The new garbage collection convenience site on Highway 56 south may open in a few days.
County Mayor Mike Foster addressed this issue during Monday night's county commission meeting. "The site is ready to inspect. It should be inspected Tuesday and if everything goes well we will have it open by Monday or maybe if we get everything going, we might get it open Sunday. But it will be open either Sunday or Monday. All we're waiting on is the electrical inspection. One of the compactors won't be there but the other one will and we'll have open cans. It will take us a while to get everything else back in place and they will still have to issue the permit but they have given us the okay to go ahead."
The new convenience site is near the Smithville Nursery location.
Foster also talked about an auction set for Saturday at 10:00 a.m. on North Congress Boulevard in which surplus county property will be sold including the old ambulance service building on the Cookeville Highway. The county is connecting city sewer service to the building to help attract potential buyers to the sale."We will be selling some of the Sheriff's confiscated and used property and equipment from other departments. We bought the grinder pump today (Monday) to hook it up to the city (sewer) and they're supposed to hook it up Wednesday. So if everything goes well, it will be in place on Wednesday. The grinder pump was $2,100. The tap fee is $550 and then there's the installation costs so it's going to be about what we thought, somewhere close to $4,000 probably, but that will have the septic problem solved which is one of the main drawn backs about it selling. Even if they do not have it operating by Saturday, we will announce out there Saturday that the county will finish installation and will have paid for everything by then."

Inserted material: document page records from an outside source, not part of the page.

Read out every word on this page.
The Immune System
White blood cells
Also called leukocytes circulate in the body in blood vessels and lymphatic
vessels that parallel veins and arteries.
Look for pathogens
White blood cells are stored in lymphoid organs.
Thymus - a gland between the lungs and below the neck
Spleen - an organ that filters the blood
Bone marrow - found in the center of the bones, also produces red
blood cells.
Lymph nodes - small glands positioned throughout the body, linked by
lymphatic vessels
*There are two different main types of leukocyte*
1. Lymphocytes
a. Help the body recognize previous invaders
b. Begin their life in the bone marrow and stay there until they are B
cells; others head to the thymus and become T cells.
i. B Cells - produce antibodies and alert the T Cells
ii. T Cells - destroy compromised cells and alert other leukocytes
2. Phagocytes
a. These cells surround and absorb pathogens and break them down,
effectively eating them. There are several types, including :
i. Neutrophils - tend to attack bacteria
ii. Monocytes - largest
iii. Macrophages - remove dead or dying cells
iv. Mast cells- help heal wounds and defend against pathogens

The issue of alerting people in the event of tornado warnings for DeKalb County was also discussed. Foster says the best alternative is possibly urging people to obtain Noaa Weather Radios.. "With the storms that hit Trousdale, Sumner, and Macon Counties, we've had a lot of questions about alarm systems. I've had Brad (Mullinax) get some stuff together for us. We thought we could do this through the reverse 911 system but I think we've pretty well decided that if we do this, it will have to be modified because it will only notify 48 people per minute and we thought it would be 200. When you start trying to contact 8,000 homes, it would tie the phone lines up. We probably would want a system where we could notify maybe a thousand homes, then maybe have them call some neighbors. From everything they have told me, the alarm system is probably cost prohibitive. Each one of the alarms is about $20,000 and they say we'd probably need one every mile and there are 307 square miles in DeKalb County. The absolute affect of it is there's a lot of people who wouldn't hear the sirens anyway. They would be too far away. The thing that everybody seems to suggest is the Noaa weather radio. They are about $20 each and you plug it in and it works on batteries as well. If there is an alarm, it will turn the radio on and notify the homeowner. That probably is the best solution for everybody along with these dial up numbers too. I think anything we can do to help in the way of notification is the thing we really need to look at because if you go down to Macon County and look at the devastation it's pretty unbelievable."
Director of Schools Mark Willoughby says the school system's Connect-Ed could also be used to help alert many people in the county.